My friend, Marguerite, who's a feisty little Italian like myself, told me one day that she was dating someone after many, many years of self-denial. She had three kids to raise by herself, thanks to a deadbeat dad, and just never had the time. When I asked her if it was serious, she flicked her hand in the air and said, "I don't care. I'm having a good time, and I don't want to get married again."
In her 1998 bestseller, In the Meantime, Iyanla Vanzant would have called Marguerite's arrangement a "meantime" relationship--one you enjoy in the meantime while you're waiting for the right one to show up. That was encouraging news to women back then who feared divorce after 40 condemned them to a sexless, loveless life.
Eleven years later, the meantime has become "me-time." Not selfishly indulgent, but living life without waiting for something to happen. I have another friend, who bears a freakish resemblance to Annie Leibovitz, who is set up financially so she doesn't have to hold a 9 to 5 job. She spends her time traveling to Peru and other lofty places, fulfilling herself creatively as a photographer. There have been men along the way. She'll even confess that she wouldn't mind finding one to share closet-space with.
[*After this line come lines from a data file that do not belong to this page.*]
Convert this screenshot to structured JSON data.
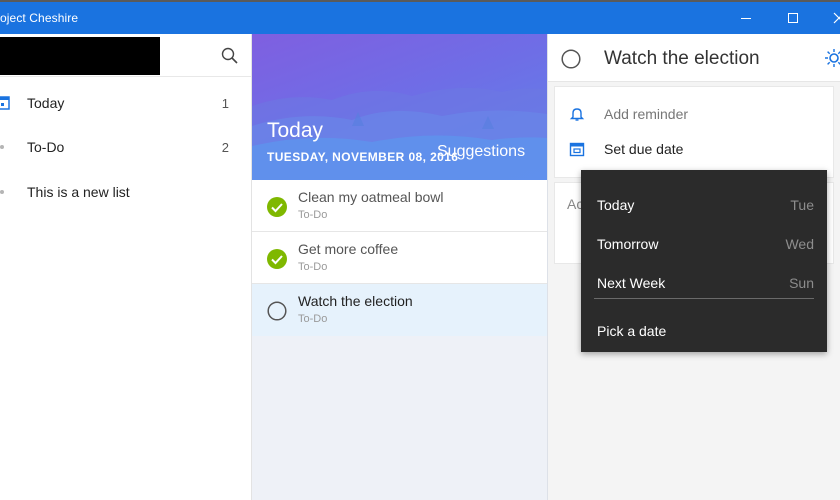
{
  "window": {
    "title": "oject Cheshire",
    "controls": [
      "minimize",
      "maximize",
      "close"
    ]
  },
  "sidebar": {
    "search_icon": "search-icon",
    "items": [
      {
        "label": "Today",
        "count": "1",
        "icon": "calendar-icon"
      },
      {
        "label": "To-Do",
        "count": "2",
        "icon": "dot-icon"
      },
      {
        "label": "This is a new list",
        "count": "",
        "icon": "dot-icon"
      }
    ]
  },
  "banner": {
    "title": "Today",
    "date": "TUESDAY, NOVEMBER 08, 2016",
    "suggestions": "Suggestions"
  },
  "tasks": [
    {
      "name": "Clean my oatmeal bowl",
      "list": "To-Do",
      "completed": true
    },
    {
      "name": "Get more coffee",
      "list": "To-Do",
      "completed": true
    },
    {
      "name": "Watch the election",
      "list": "To-Do",
      "completed": false,
      "selected": true
    }
  ],
  "detail": {
    "title": "Watch the election",
    "add_reminder": "Add reminder",
    "set_due_date": "Set due date",
    "note_placeholder": "Ac"
  },
  "due_menu": {
    "items": [
      {
        "label": "Today",
        "day": "Tue"
      },
      {
        "label": "Tomorrow",
        "day": "Wed"
      },
      {
        "label": "Next Week",
        "day": "Sun"
      }
    ],
    "pick": "Pick a date"
  },
  "colors": {
    "titlebar": "#1a73e0",
    "accent": "#1a73e0",
    "check": "#7fb800",
    "menu_bg": "#2b2b2b"
  }
}
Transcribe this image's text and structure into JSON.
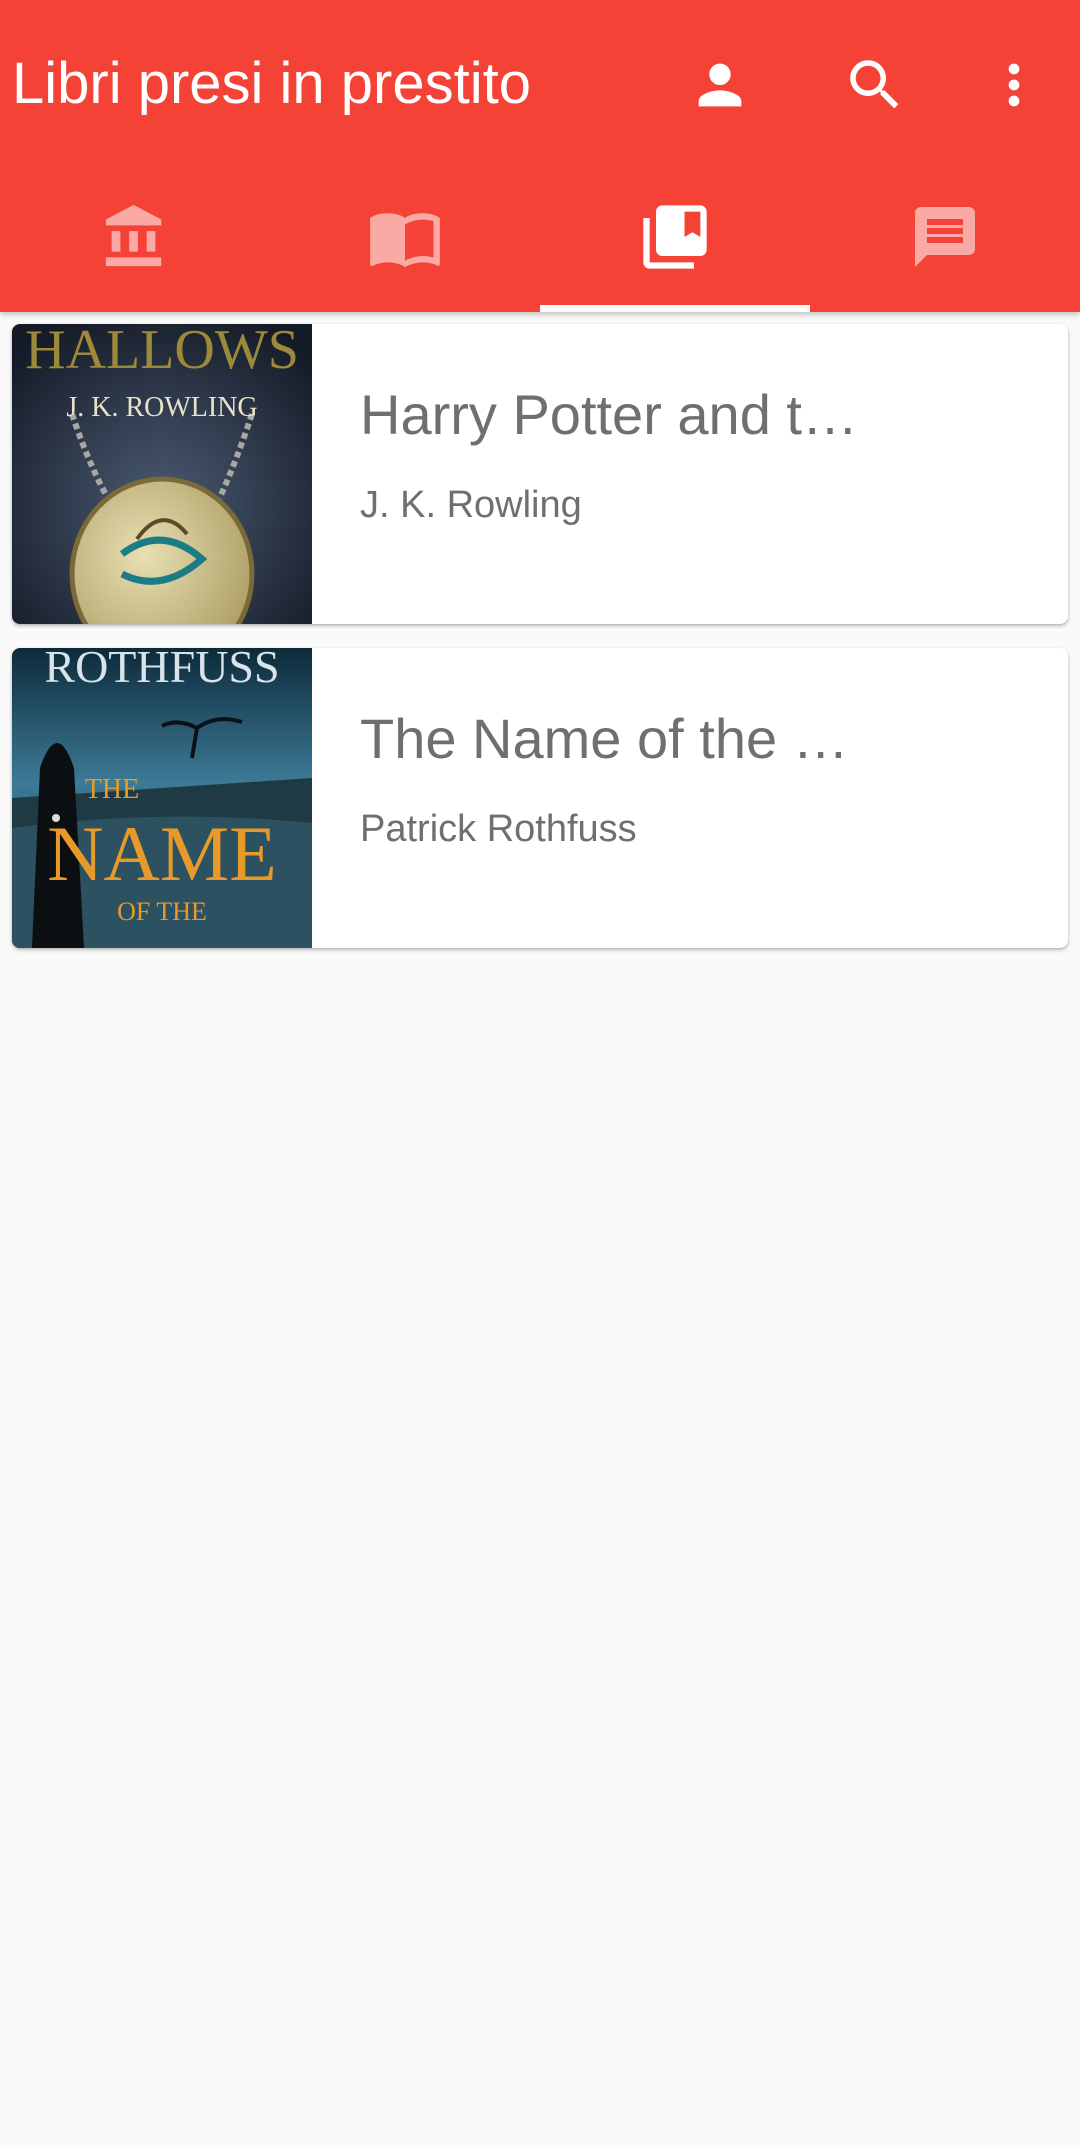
{
  "header": {
    "title": "Libri presi in prestito",
    "actions": [
      {
        "name": "account-button",
        "icon": "person-icon"
      },
      {
        "name": "search-button",
        "icon": "search-icon"
      },
      {
        "name": "more-options-button",
        "icon": "more-vert-icon"
      }
    ],
    "tabs": [
      {
        "name": "tab-library",
        "icon": "library-icon",
        "active": false
      },
      {
        "name": "tab-books",
        "icon": "open-book-icon",
        "active": false
      },
      {
        "name": "tab-borrowed",
        "icon": "collections-bookmark-icon",
        "active": true
      },
      {
        "name": "tab-messages",
        "icon": "message-icon",
        "active": false
      }
    ]
  },
  "books": [
    {
      "title": "Harry Potter and t…",
      "author": "J. K. Rowling",
      "cover_text": [
        "HALLOWS",
        "J. K. ROWLING"
      ]
    },
    {
      "title": "The Name of the …",
      "author": "Patrick Rothfuss",
      "cover_text": [
        "ROTHFUSS",
        "THE",
        "NAME",
        "OF THE"
      ]
    }
  ],
  "colors": {
    "primary": "#f44336",
    "background": "#fafafa",
    "text_secondary": "#6f6f6f"
  }
}
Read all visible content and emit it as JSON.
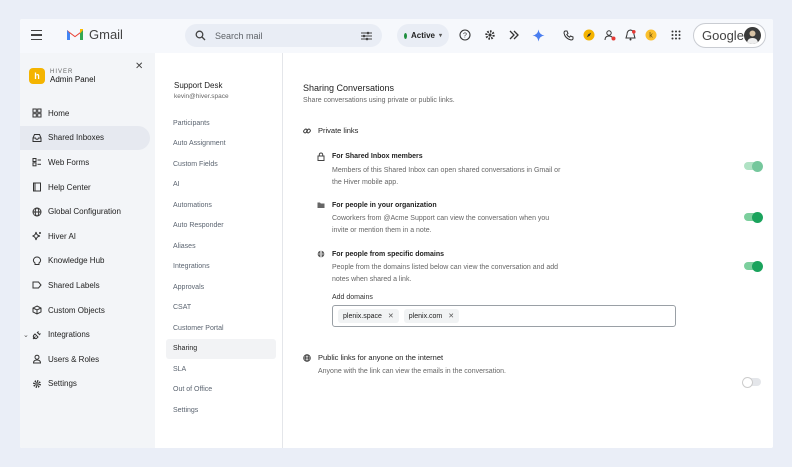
{
  "topbar": {
    "app_name": "Gmail",
    "search_placeholder": "Search mail",
    "status_label": "Active",
    "account_label": "Google"
  },
  "sidebar": {
    "brand_small": "HIVER",
    "brand_title": "Admin Panel",
    "items": [
      {
        "label": "Home",
        "icon": "home-icon"
      },
      {
        "label": "Shared Inboxes",
        "icon": "inbox-icon",
        "active": true
      },
      {
        "label": "Web Forms",
        "icon": "forms-icon"
      },
      {
        "label": "Help Center",
        "icon": "book-icon"
      },
      {
        "label": "Global Configuration",
        "icon": "globe-icon"
      },
      {
        "label": "Hiver AI",
        "icon": "sparkle-icon"
      },
      {
        "label": "Knowledge Hub",
        "icon": "bulb-icon"
      },
      {
        "label": "Shared Labels",
        "icon": "label-icon"
      },
      {
        "label": "Custom Objects",
        "icon": "cube-icon"
      },
      {
        "label": "Integrations",
        "icon": "plug-icon",
        "expandable": true
      },
      {
        "label": "Users & Roles",
        "icon": "user-icon"
      },
      {
        "label": "Settings",
        "icon": "gear-icon"
      }
    ]
  },
  "inbox": {
    "name": "Support Desk",
    "email": "kevin@hiver.space",
    "menu": [
      "Participants",
      "Auto Assignment",
      "Custom Fields",
      "AI",
      "Automations",
      "Auto Responder",
      "Aliases",
      "Integrations",
      "Approvals",
      "CSAT",
      "Customer Portal",
      "Sharing",
      "SLA",
      "Out of Office",
      "Settings"
    ],
    "active_menu": "Sharing"
  },
  "content": {
    "title": "Sharing Conversations",
    "subtitle": "Share conversations using private or public links.",
    "private_section": "Private links",
    "options": [
      {
        "title": "For Shared Inbox members",
        "desc": "Members of this Shared Inbox can open shared conversations in Gmail or the Hiver mobile app.",
        "enabled": true
      },
      {
        "title": "For people in your organization",
        "desc": "Coworkers from @Acme Support can view the conversation when you invite or mention them in a note.",
        "enabled": true
      },
      {
        "title": "For people from specific domains",
        "desc": "People from the domains listed below can view the conversation and add notes when shared a link.",
        "enabled": true
      }
    ],
    "domains_label": "Add domains",
    "domains": [
      "plenix.space",
      "plenix.com"
    ],
    "public": {
      "title": "Public links for anyone on the internet",
      "desc": "Anyone with the link can view the emails in the conversation.",
      "enabled": false
    }
  },
  "colors": {
    "toggle_on": "#1aa35c",
    "active_status": "#1e8e3e",
    "hiver_brand": "#f4b400"
  }
}
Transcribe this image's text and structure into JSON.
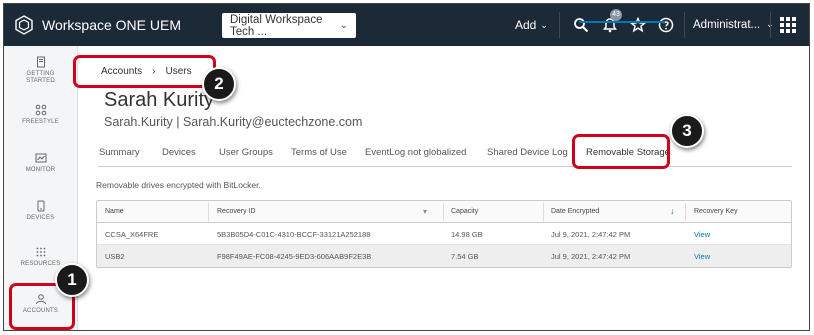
{
  "topbar": {
    "brand": "Workspace ONE UEM",
    "org_select": "Digital Workspace Tech ...",
    "add_label": "Add",
    "notification_count": "43",
    "admin_label": "Administrat..."
  },
  "leftnav": {
    "items": [
      {
        "label_1": "GETTING",
        "label_2": "STARTED",
        "icon": "book-icon"
      },
      {
        "label_1": "FREESTYLE",
        "label_2": "",
        "icon": "freestyle-icon"
      },
      {
        "label_1": "MONITOR",
        "label_2": "",
        "icon": "monitor-icon"
      },
      {
        "label_1": "DEVICES",
        "label_2": "",
        "icon": "devices-icon"
      },
      {
        "label_1": "RESOURCES",
        "label_2": "",
        "icon": "resources-icon"
      },
      {
        "label_1": "ACCOUNTS",
        "label_2": "",
        "icon": "accounts-icon"
      }
    ]
  },
  "breadcrumb": {
    "item1": "Accounts",
    "sep": "›",
    "item2": "Users"
  },
  "user": {
    "name": "Sarah Kurity",
    "subtitle": "Sarah.Kurity | Sarah.Kurity@euctechzone.com"
  },
  "tabs": [
    "Summary",
    "Devices",
    "User Groups",
    "Terms of Use",
    "EventLog not globalized",
    "Shared Device Log",
    "Removable Storage"
  ],
  "description": "Removable drives encrypted with BitLocker.",
  "table": {
    "headers": [
      "Name",
      "Recovery ID",
      "Capacity",
      "Date Encrypted",
      "Recovery Key"
    ],
    "rows": [
      [
        "CCSA_X64FRE",
        "5B3B05D4-C01C-4310-BCCF-33121A252188",
        "14.98 GB",
        "Jul 9, 2021, 2:47:42 PM",
        "View"
      ],
      [
        "USB2",
        "F98F49AE-FC08-4245-9ED3-606AAB9F2E3B",
        "7.54 GB",
        "Jul 9, 2021, 2:47:42 PM",
        "View"
      ]
    ]
  },
  "callouts": [
    "1",
    "2",
    "3"
  ],
  "colors": {
    "topbar": "#1c2a38",
    "accent": "#0079b8",
    "highlight": "#d0021b"
  }
}
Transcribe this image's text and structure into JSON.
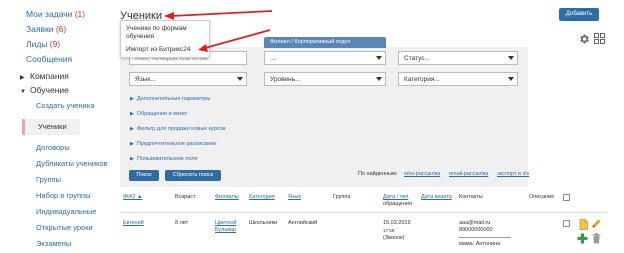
{
  "sidebar": {
    "my_tasks": {
      "label": "Мои задачи",
      "count": "(1)"
    },
    "requests": {
      "label": "Заявки",
      "count": "(6)"
    },
    "leads": {
      "label": "Лиды",
      "count": "(9)"
    },
    "messages": {
      "label": "Сообщения"
    },
    "company": {
      "label": "Компания"
    },
    "education": {
      "label": "Обучение"
    },
    "sub_items": [
      "Создать ученика",
      "Ученики",
      "Договоры",
      "Дубликаты учеников",
      "Группы",
      "Набор в группы",
      "Индивидуальные",
      "Открытые уроки",
      "Экзамены"
    ]
  },
  "header": {
    "title": "Ученики",
    "add_button": "Добавить"
  },
  "dropdown_menu": {
    "items": [
      "Ученики по формам обучения",
      "Импорт из Битрикс24"
    ]
  },
  "filters": {
    "search_placeholder": "Имя, телефон или email",
    "branch_label": "Филиал / Корпоративный отдел",
    "branch_value": "...",
    "status": "Статус...",
    "language": "Язык...",
    "level": "Уровень...",
    "category": "Категория...",
    "expanders": [
      "Дополнительные параметры",
      "Обращения и визит",
      "Фильтр для продажи новых курсов",
      "Предпочтительное расписание",
      "Пользовательские поля"
    ],
    "search_button": "Поиск",
    "reset_button": "Сбросить поиск",
    "found_label": "По найденным:",
    "found_links": [
      "sms-рассылка",
      "email-рассылка",
      "экспорт в xls"
    ]
  },
  "table": {
    "headers": {
      "name": "ФИО ▲",
      "age": "Возраст",
      "branches": "Филиалы",
      "category": "Категория",
      "language": "Язык",
      "group": "Группа",
      "contact_date_line1": "Дата / тип",
      "contact_date_line2": "обращения",
      "visit_date": "Дата визита",
      "contacts": "Контакты",
      "description": "Описание"
    },
    "rows": [
      {
        "name": "Евгений",
        "age": "8 лет",
        "branch_line1": "Цветной",
        "branch_line2": "Бульвар",
        "category": "Школьники",
        "language": "Английский",
        "date": "15.03.2019",
        "time": "17:59",
        "type": "(Звонок)",
        "email": "aaa@mail.ru",
        "phone": "89000000000",
        "contact_name": "мама: Антонина"
      }
    ]
  },
  "colors": {
    "link": "#2b6cb0",
    "button": "#2e6da4",
    "count": "#dd3333",
    "annotation_arrow": "#e02020",
    "plus_icon": "#2e9e44",
    "edit_icon": "#e8a21a"
  }
}
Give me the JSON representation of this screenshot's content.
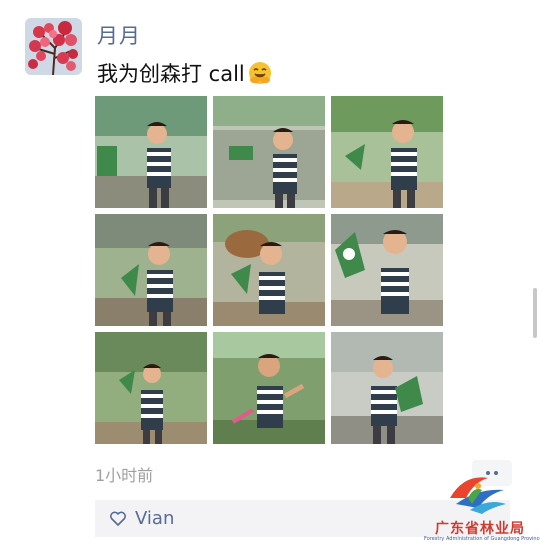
{
  "post": {
    "author": "月月",
    "text": "我为创森打 call",
    "emoji": "smiling-face-with-hand-icon",
    "timestamp": "1小时前",
    "photo_count": 9
  },
  "likes": {
    "names": "Vian"
  },
  "watermark": {
    "title": "广东省林业局",
    "subtitle": "Forestry Administration of Guangdong Province"
  },
  "colors": {
    "name_link": "#576b95",
    "likes_bg": "#f3f3f5",
    "watermark_red": "#d13a2f",
    "flag_green": "#3f8a4a"
  }
}
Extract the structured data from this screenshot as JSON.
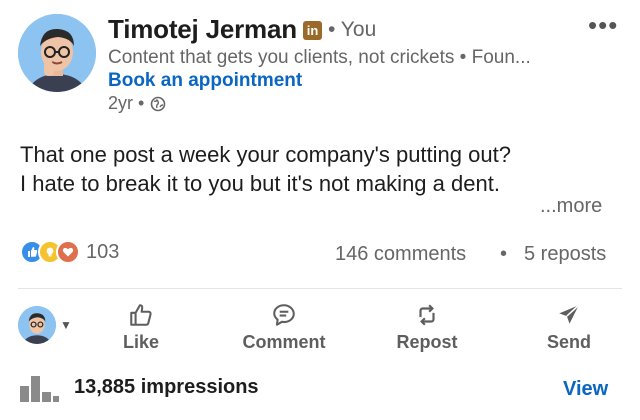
{
  "author": {
    "name": "Timotej Jerman",
    "badge": "in",
    "degree": "• You",
    "headline": "Content that gets you clients, not crickets • Foun...",
    "cta": "Book an appointment",
    "age": "2yr •",
    "visibility_icon": "globe-icon"
  },
  "menu": {
    "more_label": "•••"
  },
  "post": {
    "line1": "That one post a week your company's putting out?",
    "line2": "I hate to break it to you but it's not making a dent.",
    "see_more": "...more"
  },
  "social": {
    "reactions": [
      "like-icon",
      "insightful-icon",
      "love-icon"
    ],
    "reaction_count": "103",
    "comments": "146 comments",
    "separator": "•",
    "reposts": "5 reposts"
  },
  "actions": {
    "like": "Like",
    "comment": "Comment",
    "repost": "Repost",
    "send": "Send"
  },
  "impressions": {
    "text": "13,885 impressions",
    "view": "View"
  },
  "colors": {
    "link": "#0a66c2",
    "muted": "#666666",
    "like": "#378fe9",
    "insightful": "#f5c32f",
    "love": "#df704d"
  }
}
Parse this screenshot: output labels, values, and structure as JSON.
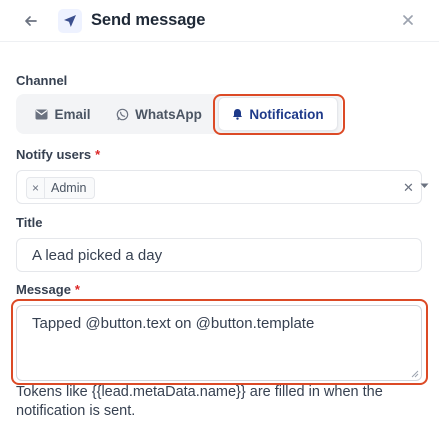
{
  "header": {
    "title": "Send message"
  },
  "channel": {
    "label": "Channel",
    "options": [
      {
        "label": "Email",
        "icon": "mail-icon"
      },
      {
        "label": "WhatsApp",
        "icon": "whatsapp-icon"
      },
      {
        "label": "Notification",
        "icon": "bell-icon",
        "selected": true
      }
    ]
  },
  "notify_users": {
    "label": "Notify users",
    "required_mark": "*",
    "selected": [
      "Admin"
    ]
  },
  "title_field": {
    "label": "Title",
    "value": "A lead picked a day"
  },
  "message_field": {
    "label": "Message",
    "required_mark": "*",
    "value": "Tapped @button.text on @button.template"
  },
  "hint": "Tokens like {{lead.metaData.name}} are filled in when the notification is sent.",
  "colors": {
    "accent": "#1e3a8a",
    "highlight": "#dc4a26",
    "required": "#dc2626"
  }
}
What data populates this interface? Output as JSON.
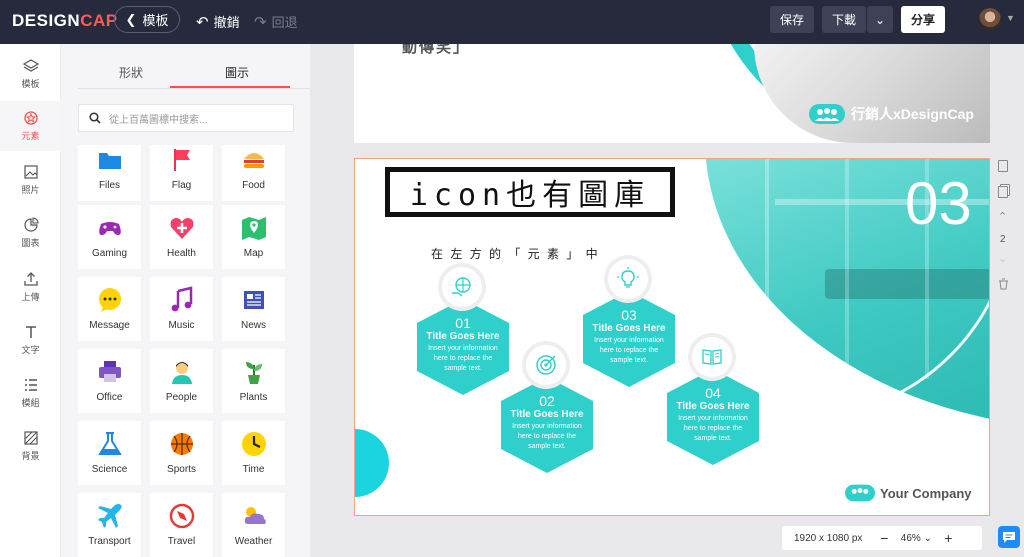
{
  "app": {
    "logo_main": "DESIGN",
    "logo_accent": "CAP"
  },
  "toolbar": {
    "back_label": "模板",
    "undo_label": "撤銷",
    "redo_label": "回退",
    "save_label": "保存",
    "download_label": "下載",
    "share_label": "分享"
  },
  "leftnav": [
    {
      "label": "模板",
      "icon": "layers-icon"
    },
    {
      "label": "元素",
      "icon": "elements-icon"
    },
    {
      "label": "照片",
      "icon": "photo-icon"
    },
    {
      "label": "圖表",
      "icon": "chart-icon"
    },
    {
      "label": "上傳",
      "icon": "upload-icon"
    },
    {
      "label": "文字",
      "icon": "text-icon"
    },
    {
      "label": "模組",
      "icon": "modules-icon"
    },
    {
      "label": "背景",
      "icon": "background-icon"
    }
  ],
  "panel": {
    "tabs": [
      "形狀",
      "圖示"
    ],
    "search_placeholder": "從上百萬圖標中搜索...",
    "tiles": [
      "Files",
      "Flag",
      "Food",
      "Gaming",
      "Health",
      "Map",
      "Message",
      "Music",
      "News",
      "Office",
      "People",
      "Plants",
      "Science",
      "Sports",
      "Time",
      "Transport",
      "Travel",
      "Weather"
    ]
  },
  "page1": {
    "fragment": "動傳笑」",
    "brand": "行銷人xDesignCap"
  },
  "page2": {
    "headline": "icon也有圖庫",
    "sub": "在 左 方 的 「 元 素 」 中",
    "big_number": "03",
    "company": "Your Company",
    "hexes": [
      {
        "num": "01",
        "title": "Title Goes Here",
        "text": "Insert your information here to replace the sample text."
      },
      {
        "num": "02",
        "title": "Title Goes Here",
        "text": "Insert your information here to replace the sample text."
      },
      {
        "num": "03",
        "title": "Title Goes Here",
        "text": "Insert your information here to replace the sample text."
      },
      {
        "num": "04",
        "title": "Title Goes Here",
        "text": "Insert your information here to replace the sample text."
      }
    ]
  },
  "side_tools": {
    "page_number": "2"
  },
  "zoom": {
    "size": "1920 x 1080 px",
    "minus": "−",
    "level": "46%",
    "plus": "+"
  },
  "colors": {
    "accent": "#ff4e4e",
    "teal": "#2fd0cc",
    "topbar": "#272a3d"
  }
}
But if he doesn't show up, so what? She has a full and, I'll admit it, enviable life.
Those of us who breathe a little deeper, stretch a little more broadly, in spaces of our own--lives of our own--usually have gone down the road quite a ways. Some of us may have lost our significant others and simply feel they are irreplaceable, and choose to remain unattached. Others may have started out yearning for the "right one" that Vanzant promised would show up one day, but, as one year passed into the next, chose not to put a time limit on their independence because they've found unexpected joy in self determination. For some, it's professional fulfillment, or the ability to pursue an artistic unfolding. Others find their relationship needs met through friendships, children, romantic involvements that can last a day or stretch into years.
Rules? There are none. Each of us is making them up as we go along. What works for me, may not work for you. It may not work for me a year from now. Heck, I might even find myself falling head over heels for an Australian sheep farmer, and decide to pack my bags and book this life. Okay, he has to look like Hugh Jackman. Small detail.